AMP-activated protein kinase (AMPK)

AMP-activated protein kinase (AMPK) is a known energy sensor for metabolic homeostasis (Steinberg & Carling, 2019) which plays a central role in regulating lipid and protein metabolism together with fatty acid oxidation and muscle glucose uptake (Sathishsekar & Subramanian, 2005). AMPK plays a crucial role in insulin sensitivity, which explains its place as a potential drug candidate for T2DM therapy (Tasic et al., 2021; Hawkins et al., 2021). AMPK systems have been said to be partly responsible for the health benefits of exercise and AMPK is an important downstream effector of metformin. It has also been proposed as a possible target for novel drugs in managing obesity, type 2 diabetes, and metabolic syndrome (Hu, Zeng & Tomlinson, 2014; Hosseini et al., 2014; Kim et al., 2016). Ethnopharmacological investigators have reported that several medicinal plants modulate the activity of AMPK in cell models, and we have summarized these reports in Table 5, and highlight a few notable studies below.

Ethanolic extract and phytochemical compounds from Cimicifuga racemosa mediate increased AMPK activity in fully differentiated HepaRG cells and is a possible mechanism of antidiabetic activity (Moser et al., 2014). Yuan & Piao (2011) reported activation of AMPK by the petroleum ether fraction of Artemisia sacrorum in HepG2 cells. They showed increased phosphorylation of AMPK (on T172), acetyl-CoA carboxylase (ACC; reside S79), and GSK-3β and reported concomitant downregulation of phosphoenolpyruvate carboxykinase (PEPCK), and glucose-6-phosphatase (G6Pase). Similarly, Zheng et al. (2016) exploring the anti T2DM activity of Entada phaseoloides in primary mouse hepatocytes and HepG2 cells, reported suppression of hepatic gluconeogenesis via activation of the AMPK signaling pathway and Akt/GSK-3β. Extract of Rosmarinus officinalis significantly increased glucose consumption in HepG2 cells via increased phosphorylation of AMPK and ACC and potentially increased liver glycolysis and fatty acid oxidation (Tu et al., 2013). Thus, numerous examples of medicinal plants exerting effects via AMPK in hepatoma cell lines have been described (Table 5).

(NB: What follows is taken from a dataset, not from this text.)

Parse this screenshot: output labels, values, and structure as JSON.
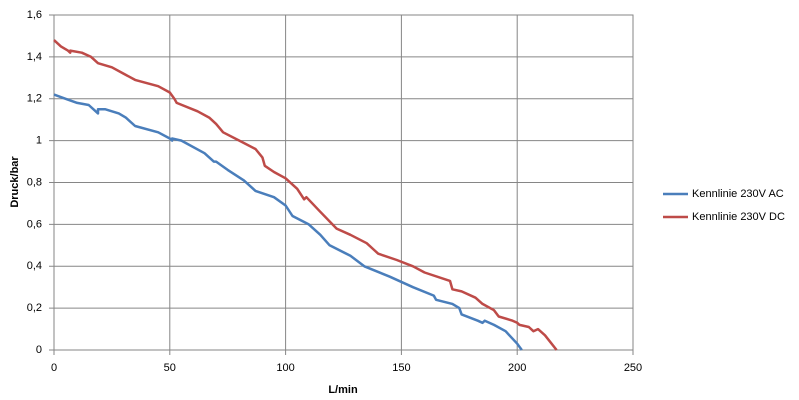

Effects mediated via AMPK have been reported in other cell types. These include an alcoholic extract of Artemisia dracunculus enhanced insulin release from β-cells isolated from mouse and human islets via activation of AMPK and suppressed LPS/IFNγ-induced inflammation. Effects on glucose transport in muscle lines include an extract of Crocus sativus (saffron) which increased glucose uptake and insulin sensitivity in C₂C₁₂ myotubes by increased phosphorylation of AMPK in a dose and time-dependent manner (Kang et al., 2012) and compounds isolated from the seed of Iris sanguinea was reported to be via AMPK and ACC phosphorylation in the same cell type (Yang et al., 2017).

Ethanolic extract and isolated compound (β-sitosterol) from Malva verticillata seed significantly increased activation of AMPK as the molecular mechanism for glucose uptake in L6 myotubes (Jeong & Song, 2011). Triterpenoids from the stem of Momordica charantia have been reported to overcome insulin resistance in FL83B and C2C12 via AMPK activation (Cheng et al., 2008). Hence, the effects of such compounds on AMPK is an active and vigorous area of research.